Talvez esse seja mesmo o único defeito do grande vencedor do Festival de Brasília desse ano. Ora, nem é algo muito escalafobético: um personagem lê sobre outro. Obviamente aquela vida será alterada, certo? Pois a narrativa abole essa situação, e a partir do momento que a leitura começa, o personagem André não somente perde a força, ele praticamente não volta mais. Estamos a mercê da mansidão do nosso protagonista, e a verdade é que a placidez com a qual a vida se move ao redor dele é pra lá de fascinante. Com um desenrolar pautado pelo naturalismo e um sem número de 'desacontecimentos', o filme de Uchoa e Dumans parece versar sobre a rapidez típica da nossa sociedade, que nos leva a lugar nenhum absolutamente. A forma como aquele grande monte de nada é encarado, sempre da forma mais solene e emocional possível, dá o real gancho para que esse tal nada seja ressignificado e transformado em algo de verdade.

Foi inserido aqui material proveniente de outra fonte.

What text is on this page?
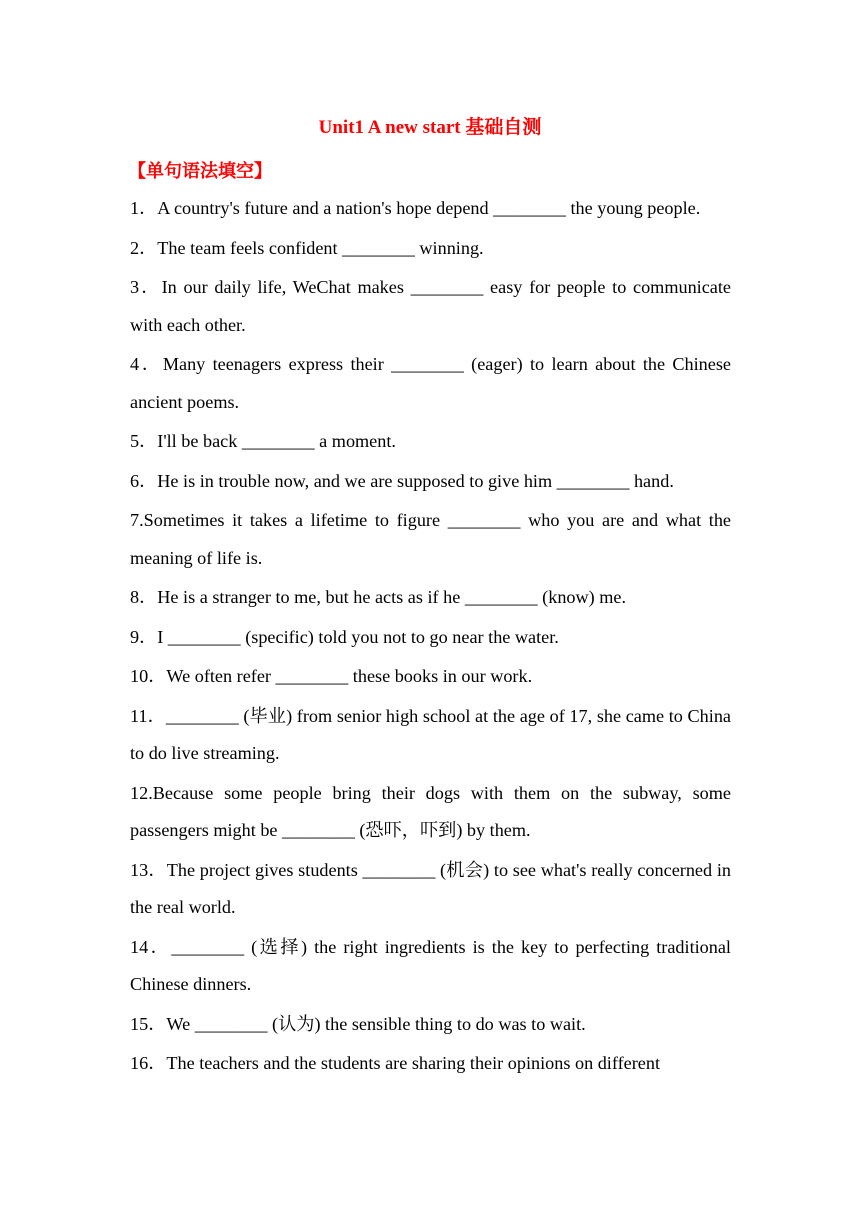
Unit1 A new start 基础自测
【单句语法填空】
1．A country's future and a nation's hope depend ________ the young people.
2．The team feels confident ________ winning.
3．In our daily life, WeChat makes ________ easy for people to communicate with each other.
4．Many teenagers express their ________ (eager) to learn about the Chinese ancient poems.
5．I'll be back ________ a moment.
6．He is in trouble now, and we are supposed to give him ________ hand.
7.Sometimes it takes a lifetime to figure ________ who you are and what the meaning of life is.
8．He is a stranger to me, but he acts as if he ________ (know) me.
9．I ________ (specific) told you not to go near the water.
10．We often refer ________ these books in our work.
11．________ (毕业) from senior high school at the age of 17, she came to China to do live streaming.
12.Because some people bring their dogs with them on the subway, some passengers might be ________ (恐吓，吓到) by them.
13．The project gives students ________ (机会) to see what's really concerned in the real world.
14．________ (选择) the right ingredients is the key to perfecting traditional Chinese dinners.
15．We ________ (认为) the sensible thing to do was to wait.
16．The teachers and the students are sharing their opinions on different
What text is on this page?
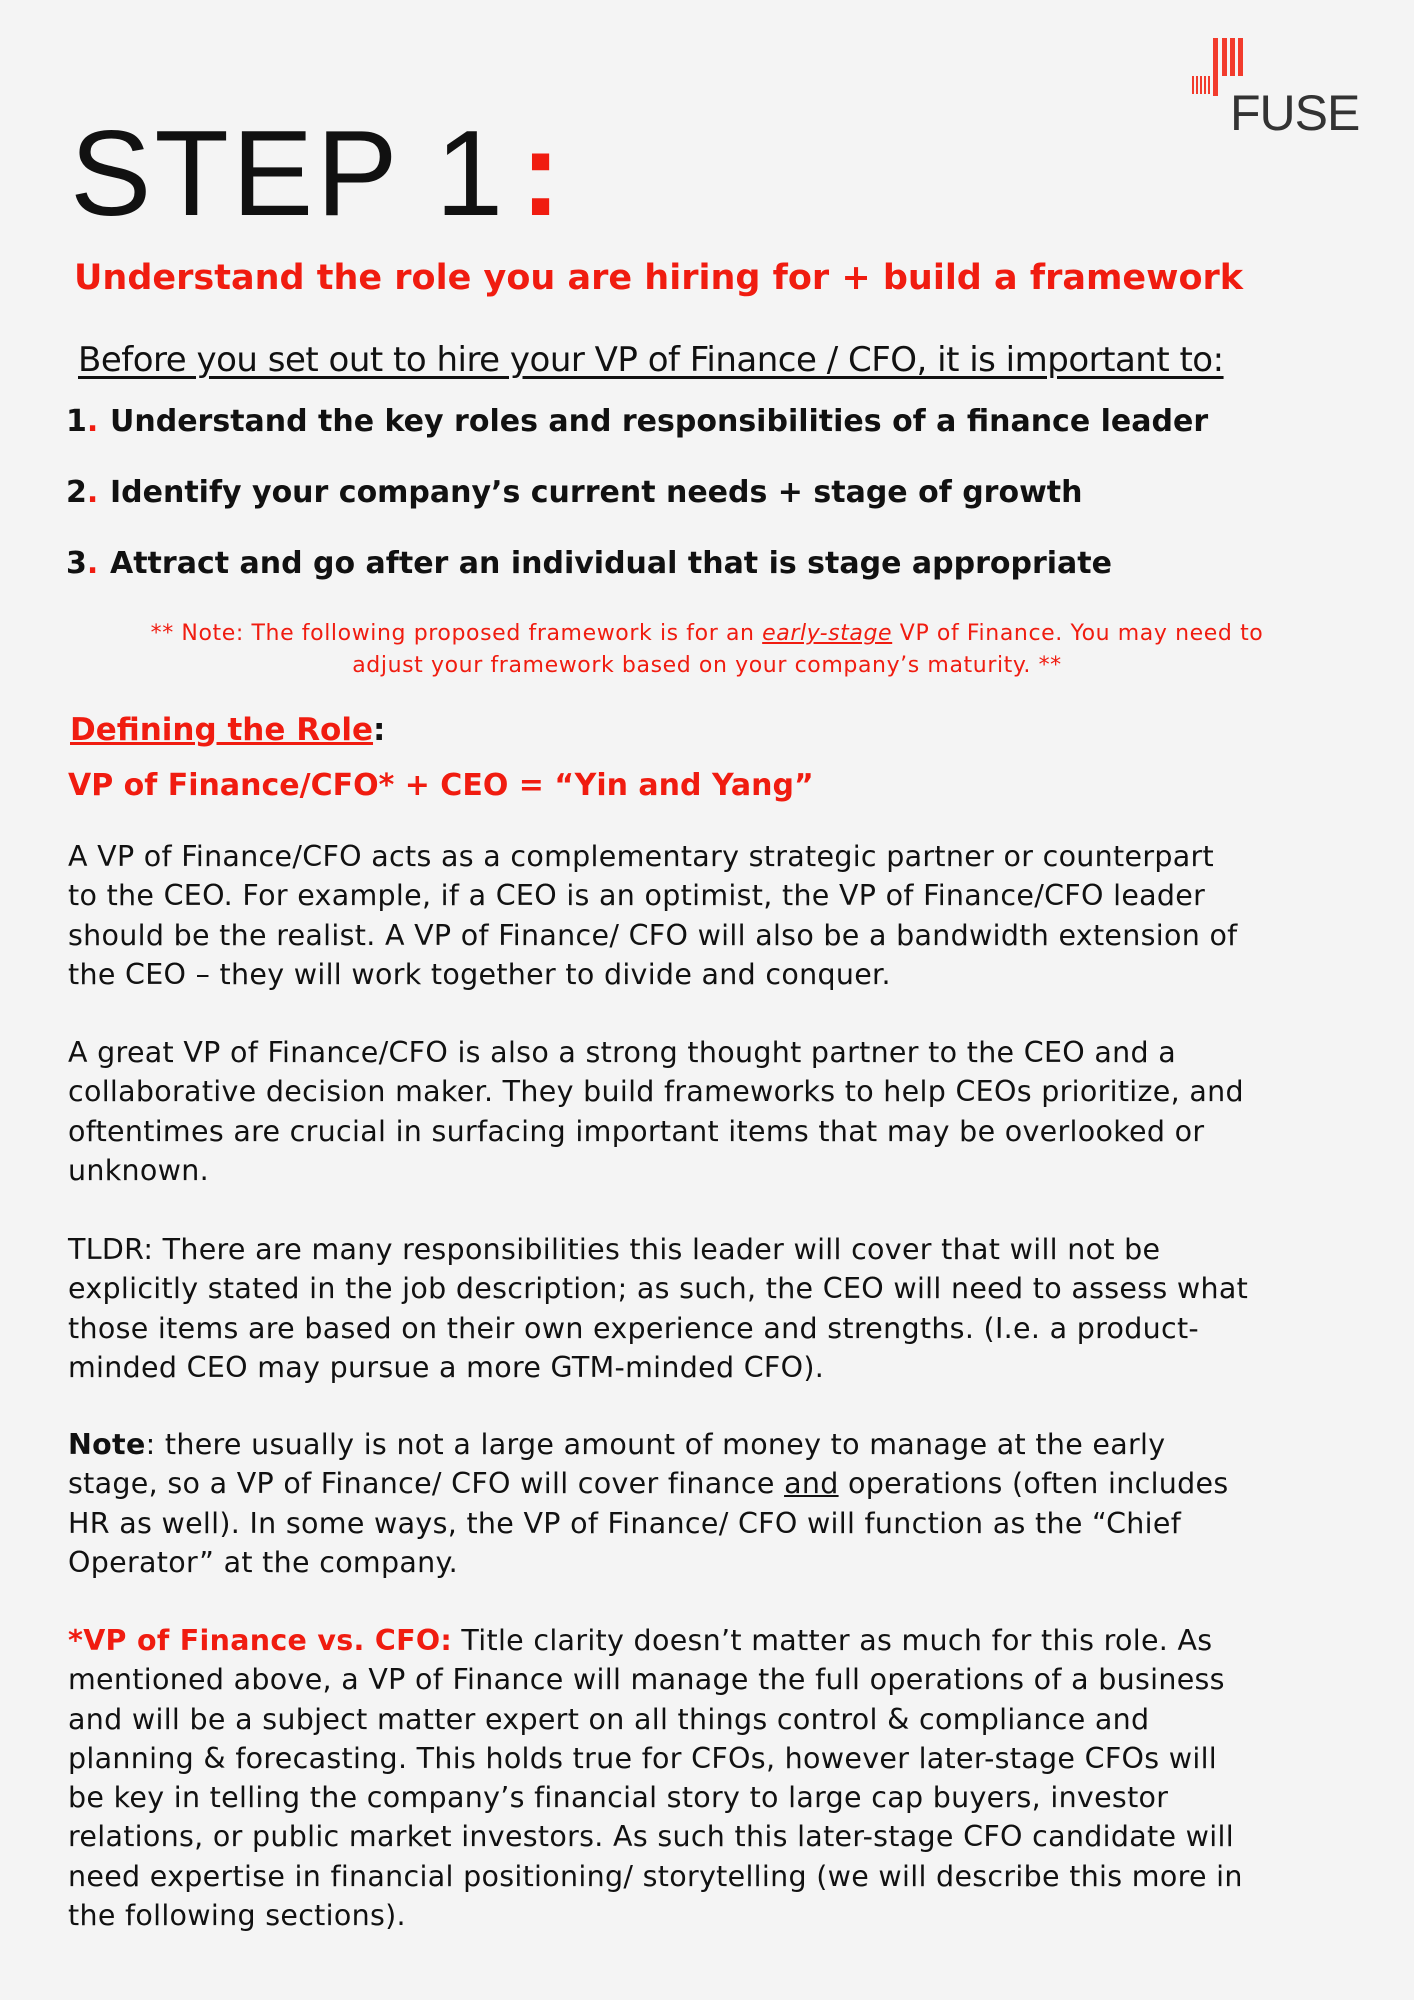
FUSE
STEP 1 :
Understand the role you are hiring for + build a framework
Before you set out to hire your VP of Finance / CFO, it is important to:
1. Understand the key roles and responsibilities of a finance leader
2. Identify your company’s current needs + stage of growth
3. Attract and go after an individual that is stage appropriate
** Note: The following proposed framework is for an early-stage VP of Finance. You may need to
adjust your framework based on your company’s maturity. **
Defining the Role:
VP of Finance/CFO* + CEO = “Yin and Yang”
A VP of Finance/CFO acts as a complementary strategic partner or counterpart
to the CEO. For example, if a CEO is an optimist, the VP of Finance/CFO leader
should be the realist. A VP of Finance/ CFO will also be a bandwidth extension of
the CEO – they will work together to divide and conquer.
A great VP of Finance/CFO is also a strong thought partner to the CEO and a
collaborative decision maker. They build frameworks to help CEOs prioritize, and
oftentimes are crucial in surfacing important items that may be overlooked or
unknown.
TLDR: There are many responsibilities this leader will cover that will not be
explicitly stated in the job description; as such, the CEO will need to assess what
those items are based on their own experience and strengths. (I.e. a product-
minded CEO may pursue a more GTM-minded CFO).
Note: there usually is not a large amount of money to manage at the early
stage, so a VP of Finance/ CFO will cover finance and operations (often includes
HR as well). In some ways, the VP of Finance/ CFO will function as the “Chief
Operator” at the company.
*VP of Finance vs. CFO: Title clarity doesn’t matter as much for this role. As
mentioned above, a VP of Finance will manage the full operations of a business
and will be a subject matter expert on all things control & compliance and
planning & forecasting. This holds true for CFOs, however later-stage CFOs will
be key in telling the company’s financial story to large cap buyers, investor
relations, or public market investors. As such this later-stage CFO candidate will
need expertise in financial positioning/ storytelling (we will describe this more in
the following sections).
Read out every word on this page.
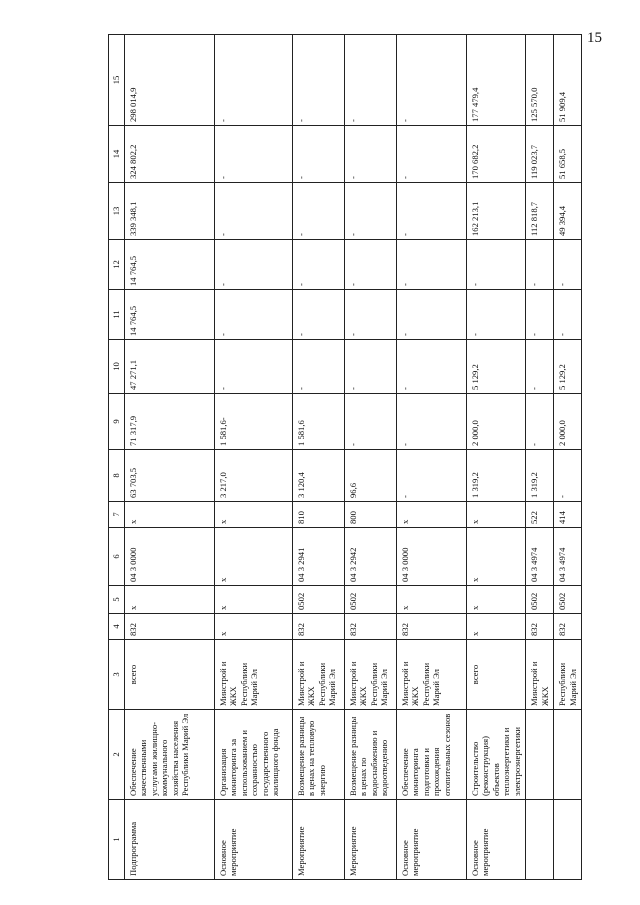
15
1	2	3	4	5	6	7	8	9	10	11	12	13	14	15
Подпрограмма	Обеспечение качественными услугами жилищно-коммунального хозяйства населения Республики Марий Эл	всего	832	x	04 3 0000	x	63 703,5	71 317,9	47 271,1	14 764,5	14 764,5	339 348,1	324 802,2	298 014,9
Основное мероприятие	Организация мониторинга за использованием и сохранностью государственного жилищного фонда	Минстрой и ЖКХ Республики Марий Эл	x	x	x	x	3 217,0	1 581,6-	-	-	-	-	-	-
Мероприятие	Возмещение разницы в ценах на тепловую энергию	Минстрой и ЖКХ Республики Марий Эл	832	0502	04 3 2941	810	3 120,4	1 581,6	-	-	-	-	-	-
Мероприятие	Возмещение разницы в ценах по водоснабжению и водоотведению	Минстрой и ЖКХ Республики Марий Эл	832	0502	04 3 2942	800	96,6	-	-	-	-	-	-	-
Основное мероприятие	Обеспечение мониторинга подготовки и прохождения отопительных сезонов	Минстрой и ЖКХ Республики Марий Эл	832	x	04 3 0000	x	-	-	-	-	-	-	-	-
Основное мероприятие	Строительство (реконструкция) объектов теплоэнергетики и электроэнергетики	всего	x	x	x	x	1 319,2	2 000,0	5 129,2	-	-	162 213,1	170 682,2	177 479,4
		Минстрой и ЖКХ	832	0502	04 3 4974	522	1 319,2	-	-	-	-	112 818,7	119 023,7	125 570,0
		Республики Марий Эл	832	0502	04 3 4974	414	-	2 000,0	5 129,2	-	-	49 394,4	51 658,5	51 909,4
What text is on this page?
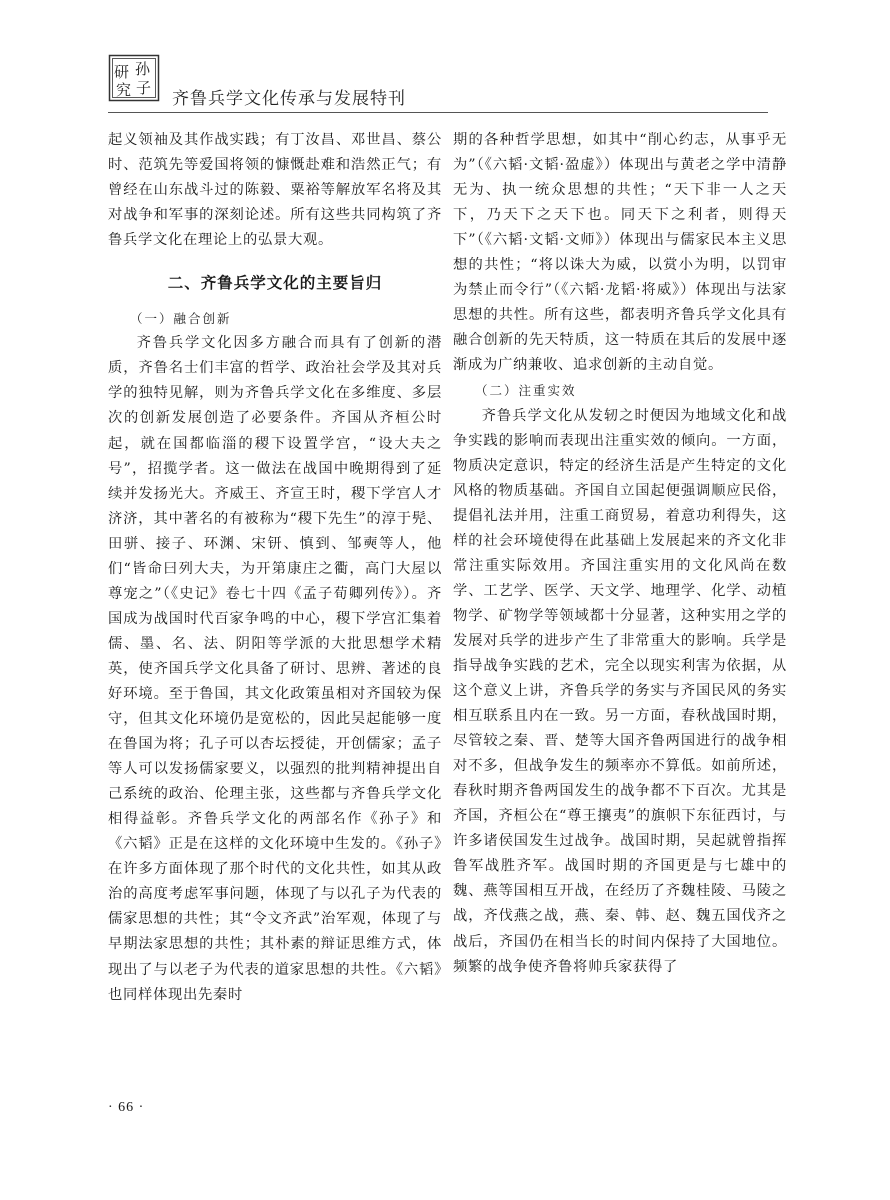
研
究
孙
子
齐鲁兵学文化传承与发展特刊

起义领袖及其作战实践；有丁汝昌、邓世昌、蔡公时、范筑先等爱国将领的慷慨赴难和浩然正气；有曾经在山东战斗过的陈毅、粟裕等解放军名将及其对战争和军事的深刻论述。所有这些共同构筑了齐鲁兵学文化在理论上的弘景大观。

二、齐鲁兵学文化的主要旨归
（一）融合创新

齐鲁兵学文化因多方融合而具有了创新的潜质，齐鲁名士们丰富的哲学、政治社会学及其对兵学的独特见解，则为齐鲁兵学文化在多维度、多层次的创新发展创造了必要条件。齐国从齐桓公时起，就在国都临淄的稷下设置学宫，“设大夫之号”，招揽学者。这一做法在战国中晚期得到了延续并发扬光大。齐威王、齐宣王时，稷下学宫人才济济，其中著名的有被称为“稷下先生”的淳于髡、田骈、接子、环渊、宋钘、慎到、邹奭等人，他们“皆命曰列大夫，为开第康庄之衢，高门大屋以尊宠之”（《史记》卷七十四《孟子荀卿列传》）。齐国成为战国时代百家争鸣的中心，稷下学宫汇集着儒、墨、名、法、阴阳等学派的大批思想学术精英，使齐国兵学文化具备了研讨、思辨、著述的良好环境。至于鲁国，其文化政策虽相对齐国较为保守，但其文化环境仍是宽松的，因此吴起能够一度在鲁国为将；孔子可以杏坛授徒，开创儒家；孟子等人可以发扬儒家要义，以强烈的批判精神提出自己系统的政治、伦理主张，这些都与齐鲁兵学文化相得益彰。齐鲁兵学文化的两部名作《孙子》和《六韬》正是在这样的文化环境中生发的。《孙子》在许多方面体现了那个时代的文化共性，如其从政治的高度考虑军事问题，体现了与以孔子为代表的儒家思想的共性；其“令文齐武”治军观，体现了与早期法家思想的共性；其朴素的辩证思维方式，体现出了与以老子为代表的道家思想的共性。《六韬》也同样体现出先秦时

期的各种哲学思想，如其中“削心约志，从事乎无为”（《六韬·文韬·盈虚》）体现出与黄老之学中清静无为、执一统众思想的共性；“天下非一人之天下，乃天下之天下也。同天下之利者，则得天下”（《六韬·文韬·文师》）体现出与儒家民本主义思想的共性；“将以诛大为威，以赏小为明，以罚审为禁止而令行”（《六韬·龙韬·将威》）体现出与法家思想的共性。所有这些，都表明齐鲁兵学文化具有融合创新的先天特质，这一特质在其后的发展中逐渐成为广纳兼收、追求创新的主动自觉。

（二）注重实效

齐鲁兵学文化从发轫之时便因为地域文化和战争实践的影响而表现出注重实效的倾向。一方面，物质决定意识，特定的经济生活是产生特定的文化风格的物质基础。齐国自立国起便强调顺应民俗，提倡礼法并用，注重工商贸易，着意功利得失，这样的社会环境使得在此基础上发展起来的齐文化非常注重实际效用。齐国注重实用的文化风尚在数学、工艺学、医学、天文学、地理学、化学、动植物学、矿物学等领域都十分显著，这种实用之学的发展对兵学的进步产生了非常重大的影响。兵学是指导战争实践的艺术，完全以现实利害为依据，从这个意义上讲，齐鲁兵学的务实与齐国民风的务实相互联系且内在一致。另一方面，春秋战国时期，尽管较之秦、晋、楚等大国齐鲁两国进行的战争相对不多，但战争发生的频率亦不算低。如前所述，春秋时期齐鲁两国发生的战争都不下百次。尤其是齐国，齐桓公在“尊王攘夷”的旗帜下东征西讨，与许多诸侯国发生过战争。战国时期，吴起就曾指挥鲁军战胜齐军。战国时期的齐国更是与七雄中的魏、燕等国相互开战，在经历了齐魏桂陵、马陵之战，齐伐燕之战，燕、秦、韩、赵、魏五国伐齐之战后，齐国仍在相当长的时间内保持了大国地位。频繁的战争使齐鲁将帅兵家获得了

· 66 ·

O trabalho musical de Arábia se vale de aplicações de algumas faixas que acabam retratando muito do longa. A premiada e delicada trilha de Francisco César vez por outra dá lugar a alguns clássicos do cancioneiro brasileiro, como as toadas interpretadas pelo elenco Marina de Dorival Caymmi e Cowboy Fora da Lei de Raul Seixas, a primeira em clima de karaokê e a segunda numa roda de amigos que transmite o tanto do afeto que serenamente vai tomando conta da narrativa. Mas é uma versão clássica de Três Apitos na voz de uma jovem Maria Bethania que não sairá da cabeça de ninguém; a ela cabe emoldurar uma passagem da vida de Cristiano que ele entende e assume como inesquecível, e que paralisou seu caminho. Mesmo em processo de eterno deslocamento, Cristiano teve suas parcas certezas interrompidas em dois momentos intensamente dramáticos mas tratados de maneiras bem destoantes pelo roteiro, ambas determinantes para compreendermos o longínquo olhar do protagonista, que é traduzido pela canção de Noel Rosa. 

A criação dos planos do filme também indicam o requinte que já tinha sido mostrado no longa anterior. Os créditos de abertura são exibidos durante um passeio de bicicleta de André, um plano sem cortes por uma longa estrada; o filme vai então intensificando a luz de Leonardo Feliciano, que recorta do plano sempre exemplarmente tudo que é excesso. O complexo trabalho de decupagem do filme tira aos poucos o regionalismo por trás de Cristiano para filtrar uma universalidade dada pelo olhar do leitor André, que nos transporta para um universo que sai do lugar perdido e meio árido de escolhas para uma realidade de leveza e realização, talvez o ápice de uma existência tão pouco exigida. A treva no qual nosso heroi parece abraçar tão ferozmente acaba riscando de ponta a ponta a história contada a quatro mãos, e teimando em apontar o breu num período onde a sociedade não sabe lidar com o carinho simples. Alheio ao que experimentou de intenso e caloroso, a vã busca de Cristiano talvez reflita nossa própria condição de não saber mesmo viver o livre e o leve, quando a expectativa da escuridão sempre nos espreitar.